« QUE CE SOIT le chant d’une lampe ou bien la voix de la tempête, que ce soit le souffle du soir ou le gémissement de la mer, qui t’environne – toujours veille derrière toi une ample mélodie, tissée de mille voix, dans laquelle ton solo n’a sa place que de temps à autre. Savoir à quel moment c’est à toi d’attaquer, voilà le secret de ta solitude. »
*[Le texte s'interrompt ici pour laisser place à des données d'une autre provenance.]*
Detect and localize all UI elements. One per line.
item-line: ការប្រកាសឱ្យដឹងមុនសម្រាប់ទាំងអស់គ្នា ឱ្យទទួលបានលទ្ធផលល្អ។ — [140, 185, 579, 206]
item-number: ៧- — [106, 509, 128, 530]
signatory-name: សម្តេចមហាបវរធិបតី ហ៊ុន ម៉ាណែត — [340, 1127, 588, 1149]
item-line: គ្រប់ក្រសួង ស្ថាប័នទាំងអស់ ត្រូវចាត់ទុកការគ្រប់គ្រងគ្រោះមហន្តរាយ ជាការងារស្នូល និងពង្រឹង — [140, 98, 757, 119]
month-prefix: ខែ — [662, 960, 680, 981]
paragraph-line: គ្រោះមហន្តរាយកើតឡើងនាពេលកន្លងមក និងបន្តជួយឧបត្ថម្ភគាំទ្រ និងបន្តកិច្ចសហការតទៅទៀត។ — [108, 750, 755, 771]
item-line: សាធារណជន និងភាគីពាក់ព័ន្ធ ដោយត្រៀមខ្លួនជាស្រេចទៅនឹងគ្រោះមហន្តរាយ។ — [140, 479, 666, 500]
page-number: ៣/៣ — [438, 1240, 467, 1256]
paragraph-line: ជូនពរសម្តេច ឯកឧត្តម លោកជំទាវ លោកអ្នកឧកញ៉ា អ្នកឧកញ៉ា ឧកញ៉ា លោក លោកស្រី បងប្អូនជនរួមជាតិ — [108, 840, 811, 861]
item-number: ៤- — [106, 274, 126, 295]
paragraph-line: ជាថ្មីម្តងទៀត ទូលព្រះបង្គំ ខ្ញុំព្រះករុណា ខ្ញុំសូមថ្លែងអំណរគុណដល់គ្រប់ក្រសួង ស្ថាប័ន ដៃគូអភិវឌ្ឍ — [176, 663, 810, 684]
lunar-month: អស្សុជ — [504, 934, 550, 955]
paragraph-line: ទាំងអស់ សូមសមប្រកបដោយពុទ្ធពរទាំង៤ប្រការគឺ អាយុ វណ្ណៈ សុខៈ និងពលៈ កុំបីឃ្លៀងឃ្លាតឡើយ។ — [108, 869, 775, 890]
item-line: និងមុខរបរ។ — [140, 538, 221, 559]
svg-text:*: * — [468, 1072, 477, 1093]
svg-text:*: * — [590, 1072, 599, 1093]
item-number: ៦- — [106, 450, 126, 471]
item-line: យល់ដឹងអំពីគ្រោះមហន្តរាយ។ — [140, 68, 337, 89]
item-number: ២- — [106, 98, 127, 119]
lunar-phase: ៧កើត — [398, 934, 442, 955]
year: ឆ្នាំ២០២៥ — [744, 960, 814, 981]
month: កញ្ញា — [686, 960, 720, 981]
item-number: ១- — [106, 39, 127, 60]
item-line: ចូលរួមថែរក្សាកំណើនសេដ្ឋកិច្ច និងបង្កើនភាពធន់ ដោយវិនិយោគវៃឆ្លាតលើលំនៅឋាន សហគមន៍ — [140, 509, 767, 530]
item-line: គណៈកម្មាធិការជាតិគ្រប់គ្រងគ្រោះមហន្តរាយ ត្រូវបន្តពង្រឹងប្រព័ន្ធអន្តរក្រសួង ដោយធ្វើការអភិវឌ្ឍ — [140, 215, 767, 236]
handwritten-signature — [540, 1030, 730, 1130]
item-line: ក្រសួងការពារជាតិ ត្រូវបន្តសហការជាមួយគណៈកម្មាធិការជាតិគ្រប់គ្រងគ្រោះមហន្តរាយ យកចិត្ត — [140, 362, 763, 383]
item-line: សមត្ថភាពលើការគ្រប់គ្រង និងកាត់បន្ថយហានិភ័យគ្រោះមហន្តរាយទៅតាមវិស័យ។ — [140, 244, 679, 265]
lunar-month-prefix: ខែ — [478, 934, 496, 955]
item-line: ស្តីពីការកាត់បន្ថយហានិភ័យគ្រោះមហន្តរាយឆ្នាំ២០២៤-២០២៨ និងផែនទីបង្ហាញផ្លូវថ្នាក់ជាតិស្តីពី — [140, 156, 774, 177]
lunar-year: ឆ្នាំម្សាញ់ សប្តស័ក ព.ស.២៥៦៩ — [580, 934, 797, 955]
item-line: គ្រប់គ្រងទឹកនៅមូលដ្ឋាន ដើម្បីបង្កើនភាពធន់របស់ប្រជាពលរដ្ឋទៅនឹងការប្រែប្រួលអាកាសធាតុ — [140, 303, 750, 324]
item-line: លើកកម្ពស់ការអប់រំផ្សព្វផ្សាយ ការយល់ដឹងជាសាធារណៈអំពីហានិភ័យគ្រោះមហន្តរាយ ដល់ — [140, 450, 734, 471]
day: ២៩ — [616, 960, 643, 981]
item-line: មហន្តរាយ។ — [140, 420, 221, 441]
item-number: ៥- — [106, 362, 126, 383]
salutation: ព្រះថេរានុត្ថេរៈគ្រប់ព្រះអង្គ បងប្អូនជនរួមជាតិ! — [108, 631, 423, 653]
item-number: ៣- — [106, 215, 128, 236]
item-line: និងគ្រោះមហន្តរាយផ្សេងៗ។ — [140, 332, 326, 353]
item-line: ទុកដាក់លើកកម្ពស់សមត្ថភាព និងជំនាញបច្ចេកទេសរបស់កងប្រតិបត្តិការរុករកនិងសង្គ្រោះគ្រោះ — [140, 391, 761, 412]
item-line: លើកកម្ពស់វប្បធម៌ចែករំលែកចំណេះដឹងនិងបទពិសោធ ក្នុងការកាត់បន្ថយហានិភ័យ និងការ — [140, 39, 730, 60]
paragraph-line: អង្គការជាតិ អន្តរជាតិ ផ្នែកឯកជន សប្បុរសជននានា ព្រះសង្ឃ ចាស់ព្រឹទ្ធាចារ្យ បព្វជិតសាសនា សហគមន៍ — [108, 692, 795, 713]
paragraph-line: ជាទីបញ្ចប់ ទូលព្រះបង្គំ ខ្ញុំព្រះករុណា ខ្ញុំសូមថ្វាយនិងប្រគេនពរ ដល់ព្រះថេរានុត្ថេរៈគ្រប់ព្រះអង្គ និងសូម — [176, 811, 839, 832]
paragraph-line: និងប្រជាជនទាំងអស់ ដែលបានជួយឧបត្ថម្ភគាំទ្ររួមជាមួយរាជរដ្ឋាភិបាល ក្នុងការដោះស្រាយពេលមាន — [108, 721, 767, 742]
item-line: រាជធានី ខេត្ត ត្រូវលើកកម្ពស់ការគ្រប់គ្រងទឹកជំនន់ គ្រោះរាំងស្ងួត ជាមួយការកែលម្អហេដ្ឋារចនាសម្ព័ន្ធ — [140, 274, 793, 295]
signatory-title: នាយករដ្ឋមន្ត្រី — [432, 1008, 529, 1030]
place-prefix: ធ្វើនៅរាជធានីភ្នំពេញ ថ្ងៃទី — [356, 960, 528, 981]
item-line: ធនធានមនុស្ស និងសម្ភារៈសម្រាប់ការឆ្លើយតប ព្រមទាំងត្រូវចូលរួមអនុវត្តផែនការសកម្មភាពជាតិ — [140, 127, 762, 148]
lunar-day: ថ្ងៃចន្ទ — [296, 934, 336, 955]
Rainer Maria Rilke, NOTES SUR LA MÉLODIE DES CHOSES
Dans le ventre, jardin d’Éden, les premiers sons de voix aquatiques et d’un battement de cœur qu’on ne verra jamais, pourtant si près, si près du nôtre. Puis séparés… ce rythme sera toujours reconnu. Pour l’œil et l’oreille commence une autre aventure. Aveugles, dans l’éblouissement ou dans le noir, l’absence de vision cherche l’inaudible. S’orienter sans voir, dans le labyrinthe polyphonique de la forêt des sons. Bruissements, battements, roucoulements… L’oreille s’allonge, creuse jusqu’à ce nouvel audible. Comme le souffle qui emplit les poumons explore le corps et l’espace jusqu’aux cris. C’est l’infans, celui qui ne connaît pas encore le langage. Mais avant le visible, c’est d’abord la présence, une certaine qualité de chaleur, avant que sur fond de silence se constitue la scène du monde, remplie de choses qui attendent d’être vues quand nous aurons les yeux ouverts. Le visible, invisible de loin, que l’on voit venir au monde, que l’on regarde sans contrôle, chaque « chose » apparaît, cela arrive. L’écoute reconnaît quelqu’un en son absence physique par sa voix. Tour à tour, la voix émerge pleinement lorsque l’image du locuteur se dérobe. Le regard en sa jouissance propre de fascination sidère l’écoute, et plus tard nous comprendrons qu’à trop regarder on n’entend plus grand chose.
Réapparaît toujours la question du commencement, voire du fondement. Remonter très loin puisque nous n’arrêtons pas de revenir de loin.
Il apparaît que notre langage n’a pu devenir matériel poétique qu’en quittant le domaine de la douleur, de l’alerte, de l’appel, qu’en transcendant son essence utilitaire et signalétique. Donc distance. La naissance de l’individu a quelque part amené le drame, alors que la tragédie le situait dans l’universel.
Dans la recherche que nous menons, il y a toujours d’abord la tentative de faire corps avec le corps de l’écriture, qui est la voix de l’écrivain, comme le musicien fait corps avec le corps musical du compositeur déposé dans la partition. Cette volonté impose pour chaque acteur d’incorporer cette partition, et de trouver comment la singularité de son corps-instrument peut en jouer, la jouer. Ce corps musical qui exige de lui un certain souffle, une certaine respiration, diverses tensions, relâchements et suspensions des gestes et du corps. Chercher pour chacun un point d’intimité avec l’oeuvre pour que sa voix d’acteur, de chanteur, de passeur puisse dire comment cette intimité résonne dans l’existence même de son être. Ce qui est travaillé c’est d’abord donc la voix de l’écrivain, l’oeuvre au pied du texte, sans distribution de personnage et sans souci de figure, car petit à petit la langue incarnée se révèle dans les corps et dans l’espace, et les fantômes, les entités arrivent. Les textes travaillés ont été toujours mis en résonance avec des textes poétiques.
Certaines de ces questions sont entrées en résonance avec mon travail de musicothérapeute. Ce sont ces années de rencontre avec les autistes… Le corps, dans son balancement, est souvent un grand métronome, et quelquefois s’ajoute même un geste continu de la main ou d’un objet qui est agité avec une vibration elle aussi métronomique. Dans l’espace aussi des déplacements, charges et décharges du corps pour cette impossible parole. Mais il y a aussi le son. Musique de bouche. Ces bruits de bouche, souffles, raclements de gorges, chuintements, halètements, tétements. Le cri, les cris. La voix. Motifs répétitifs, phrases codées d’un disque rayé de la mémoire.